Итак, к трем часам берег реки покрылся тарелками и кувшинами — одни оставались целыми, другие были разбиты; чашки наполнялись, а бутылки опустошались; парочки обнимались и перекатывались на траву; мужья принимали посторонних женщин за своих жен; жены принимали своих возлюбленных за мужей, — так вот, берег реки, зеленый, прохладный, только что сверкавший подобно деревне на берегу Арно, сейчас походил на один из пейзажей Тенирса, служащий фоном для фламандской кермессы.
Внезапно раздался громкий крик:
— В воду! В воду!
Все вскочили; крики становились все громче:
— В воду еретика! В воду протестанта! В воду гугенота! В воду безбожника! В воду! В воду! В воду!
— Что случилось? — воскликнуло двадцать голосов, сто голосов, тысяча голосов.
— Он богохульствует! Сомневается в Провидении! Заявляет, что пойдет дождь!..

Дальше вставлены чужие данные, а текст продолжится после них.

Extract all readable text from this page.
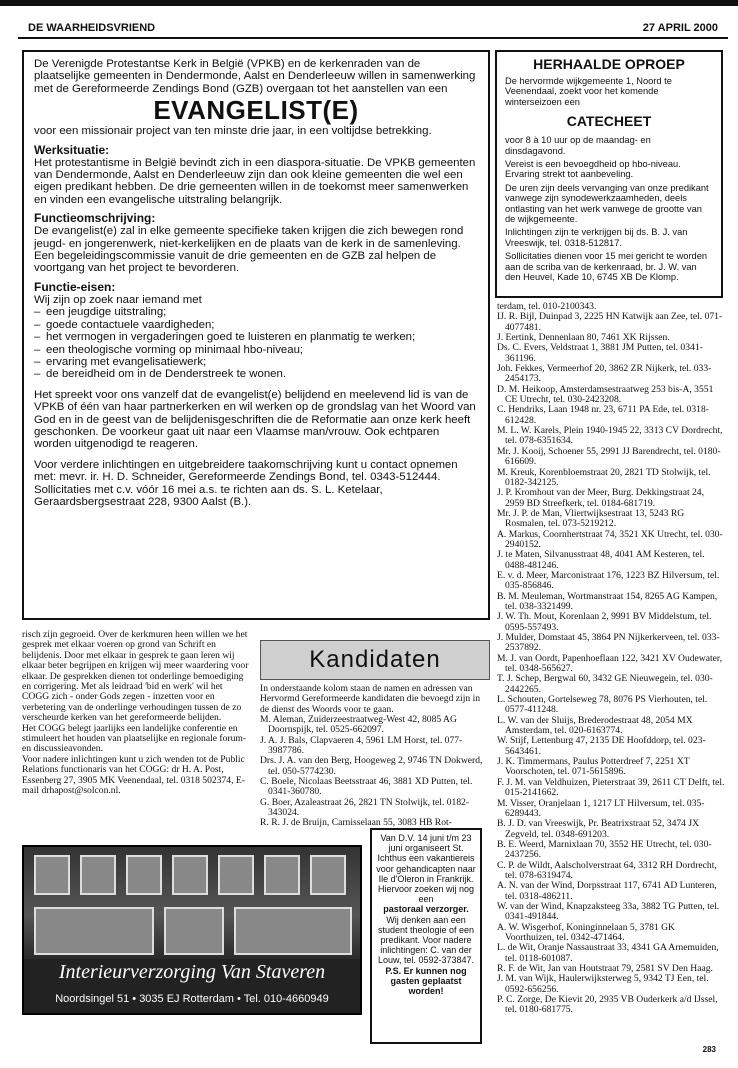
DE WAARHEIDSVRIEND	27 APRIL 2000

De Verenigde Protestantse Kerk in België (VPKB) en de kerkenraden van de plaatselijke gemeenten in Dendermonde, Aalst en Denderleeuw willen in samenwerking met de Gereformeerde Zendings Bond (GZB) overgaan tot het aanstellen van een

EVANGELIST(E)

voor een missionair project van ten minste drie jaar, in een voltijdse betrekking.

Werksituatie:

Het protestantisme in België bevindt zich in een diaspora-situatie. De VPKB gemeenten van Dendermonde, Aalst en Denderleeuw zijn dan ook kleine gemeenten die wel een eigen predikant hebben. De drie gemeenten willen in de toekomst meer samenwerken en vinden een evangelische uitstraling belangrijk.

Functieomschrijving:

De evangelist(e) zal in elke gemeente specifieke taken krijgen die zich bewegen rond jeugd- en jongerenwerk, niet-kerkelijken en de plaats van de kerk in de samenleving. Een begeleidingscommissie vanuit de drie gemeenten en de GZB zal helpen de voortgang van het project te bevorderen.

Functie-eisen:

Wij zijn op zoek naar iemand met

– een jeugdige uitstraling;
– goede contactuele vaardigheden;
– het vermogen in vergaderingen goed te luisteren en planmatig te werken;
– een theologische vorming op minimaal hbo-niveau;
– ervaring met evangelisatiewerk;
– de bereidheid om in de Denderstreek te wonen.

Het spreekt voor ons vanzelf dat de evangelist(e) belijdend en meelevend lid is van de VPKB of één van haar partnerkerken en wil werken op de grondslag van het Woord van God en in de geest van de belijdenisgeschriften die de Reformatie aan onze kerk heeft geschonken. De voorkeur gaat uit naar een Vlaamse man/vrouw. Ook echtparen worden uitgenodigd te reageren.

Voor verdere inlichtingen en uitgebreidere taakomschrijving kunt u contact opnemen met: mevr. ir. H. D. Schneider, Gereformeerde Zendings Bond, tel. 0343-512444.

Sollicitaties met c.v. vóór 16 mei a.s. te richten aan ds. S. L. Ketelaar, Geraardsbergsestraat 228, 9300 Aalst (B.).

HERHAALDE OPROEP

De hervormde wijkgemeente 1, Noord te Veenendaal, zoekt voor het komende winterseizoen een

CATECHEET

voor 8 à 10 uur op de maandag- en dinsdagavond.

Vereist is een bevoegdheid op hbo-niveau. Ervaring strekt tot aanbeveling.

De uren zijn deels vervanging van onze predikant vanwege zijn synodewerkzaamheden, deels ontlasting van het werk vanwege de grootte van de wijkgemeente.

Inlichtingen zijn te verkrijgen bij ds. B. J. van Vreeswijk, tel. 0318-512817.

Sollicitaties dienen voor 15 mei gericht te worden aan de scriba van de kerkenraad, br. J. W. van den Heuvel, Kade 10, 6745 XB De Klomp.

terdam, tel. 010-2100343.
IJ. R. Bijl, Duinpad 3, 2225 HN Katwijk aan Zee, tel. 071-4077481.
J. Eertink, Dennenlaan 80, 7461 XK Rijssen.
Ds. C. Evers, Veldstraat 1, 3881 JM Putten, tel. 0341-361196.
Joh. Fekkes, Vermeerhof 20, 3862 ZR Nijkerk, tel. 033-2454173.
D. M. Heikoop, Amsterdamsestraatweg 253 bis-A, 3551 CE Utrecht, tel. 030-2423208.
C. Hendriks, Laan 1948 nr. 23, 6711 PA Ede, tel. 0318-612428.
M. L. W. Karels, Plein 1940-1945 22, 3313 CV Dordrecht, tel. 078-6351634.
Mr. J. Kooij, Schoener 55, 2991 JJ Barendrecht, tel. 0180-616609.
M. Kreuk, Korenbloemstraat 20, 2821 TD Stolwijk, tel. 0182-342125.
J. P. Kromhout van der Meer, Burg. Dekkingstraat 24, 2959 BD Streefkerk, tel. 0184-681719.
Mr. J. P. de Man, Vliertwijksestraat 13, 5243 RG Rosmalen, tel. 073-5219212.
A. Markus, Coornhertstraat 74, 3521 XK Utrecht, tel. 030-2940152.
J. te Maten, Silvanusstraat 48, 4041 AM Kesteren, tel. 0488-481246.
E. v. d. Meer, Marconistraat 176, 1223 BZ Hilversum, tel. 035-856846.
B. M. Meuleman, Wortmanstraat 154, 8265 AG Kampen, tel. 038-3321499.
J. W. Th. Mout, Korenlaan 2, 9991 BV Middelstum, tel. 0595-557493.
J. Mulder, Domstaat 45, 3864 PN Nijkerkerveen, tel. 033-2537892.
M. J. van Oordt, Papenhoeflaan 122, 3421 XV Oudewater, tel. 0348-565627.
T. J. Schep, Bergwal 60, 3432 GE Nieuwegein, tel. 030-2442265.
L. Schouten, Gortelseweg 78, 8076 PS Vierhouten, tel. 0577-411248.
L. W. van der Sluijs, Brederodestraat 48, 2054 MX Amsterdam, tel. 020-6163774.
W. Stijf, Lettenburg 47, 2135 DE Hoofddorp, tel. 023-5643461.
J. K. Timmermans, Paulus Potterdreef 7, 2251 XT Voorschoten, tel. 071-5615896.
F. J. M. van Veldhuizen, Pieterstraat 39, 2611 CT Delft, tel. 015-2141662.
M. Visser, Oranjelaan 1, 1217 LT Hilversum, tel. 035-6289443.
B. J. D. van Vreeswijk, Pr. Beatrixstraat 52, 3474 JX Zegveld, tel. 0348-691203.
B. E. Weerd, Marnixlaan 70, 3552 HE Utrecht, tel. 030-2437256.
C. P. de Wildt, Aalscholverstraat 64, 3312 RH Dordrecht, tel. 078-6319474.
A. N. van der Wind, Dorpsstraat 117, 6741 AD Lunteren, tel. 0318-486211.
W. van der Wind, Knapzaksteeg 33a, 3882 TG Putten, tel. 0341-491844.
A. W. Wisgerhof, Koninginnelaan 5, 3781 GK Voorthuizen, tel. 0342-471464.
L. de Wit, Oranje Nassaustraat 33, 4341 GA Arnemuiden, tel. 0118-601087.
R. F. de Wit, Jan van Houtstraat 79, 2581 SV Den Haag.
J. M. van Wijk, Haulerwijksterweg 5, 9342 TJ Een, tel. 0592-656256.
P. C. Zorge, De Kievit 20, 2935 VB Ouderkerk a/d IJssel, tel. 0180-681775.

risch zijn gegroeid. Over de kerkmuren heen willen we het gesprek met elkaar voeren op grond van Schrift en belijdenis. Door met elkaar in gesprek te gaan leren wij elkaar beter begrijpen en krijgen wij meer waardering voor elkaar. De gesprekken dienen tot onderlinge bemoediging en corrigering. Met als leidraad 'bid en werk' wil het COGG zich - onder Gods zegen - inzetten voor en verbetering van de onderlinge verhoudingen tussen de zo verscheurde kerken van het gereformeerde belijden.

Het COGG belegt jaarlijks een landelijke conferentie en stimuleert het houden van plaatselijke en regionale forum- en discussieavonden.

Voor nadere inlichtingen kunt u zich wenden tot de Public Relations functionaris van het COGG: dr H. A. Post, Essenberg 27, 3905 MK Veenendaal, tel. 0318 502374, E-mail drhapost@solcon.nl.

Kandidaten
In onderstaande kolom staan de namen en adressen van Hervormd Gereformeerde kandidaten die bevoegd zijn in de dienst des Woords voor te gaan.
M. Aleman, Zuiderzeestraatweg-West 42, 8085 AG Doornspijk, tel. 0525-662097.
J. A. J. Bals, Clapvaeren 4, 5961 LM Horst, tel. 077-3987786.
Drs. J. A. van den Berg, Hoogeweg 2, 9746 TN Dokwerd, tel. 050-5774230.
C. Boele, Nicolaas Beetsstraat 46, 3881 XD Putten, tel. 0341-360780.
G. Boer, Azaleastraat 26, 2821 TN Stolwijk, tel. 0182-343024.
R. R. J. de Bruijn, Carnisselaan 55, 3083 HB Rot-
Interieurverzorging Van Staveren
Noordsingel 51 • 3035 EJ Rotterdam • Tel. 010-4660949

Van D.V. 14 juni t/m 23 juni organiseert St. Ichthus een vakantiereis voor gehandicapten naar Ile d'Oleron in Frankrijk. Hiervoor zoeken wij nog een

pastoraal verzorger.

Wij denken aan een student theologie of een predikant. Voor nadere inlichtingen: C. van der Louw, tel. 0592-373847.

P.S. Er kunnen nog gasten geplaatst worden!

283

И именно это обвинение, самое невинное, на первый взгляд, произвело наибольшее воздействие на толпу. Люди развлекались, и они разъярились от того, что их пугают грозой; на них были воскресные одежды, и они разъярились от того, что их воскресные одежды могут быть попорчены дождем. Как только толпа услышала, в чем дело, бранные выкрики возобновились с новой силой. Все стали собираться у того места, откуда раздавались отчаянные вопли, и мало-помалу оно было окружено столь плотно, что даже ветер не смог бы преодолеть такую преграду.
Посреди этой группы, почти что сдавленный ею, отбивался от толпы молодой человек лет двадцати, в ком легко было узнать переодетого школяра; с бледным лицом, с побелевшими губами и со сжатыми кулаками, он, казалось, ожидал, когда самые наглые из нападающих, не довольствуясь криком, сделают попытку ударить его, — тогда он свалит с ног тех из них, кто окажется рядом, при помощи двух могучих орудий, какими были его стиснутые кулаки.
Это был высокий, худощавый, светловолосый молодой человек со впалыми щеками, внешне походивший на переодетых мальчиками галантных девиц, о которых мы недавно говорили; глаза его, даже будучи потуплены, выдавали исключительную душевную чистоту, и если бы Смирение обрело человеческий облик, оно не избрало бы для своего воплощения никого иного, кроме этого юноши.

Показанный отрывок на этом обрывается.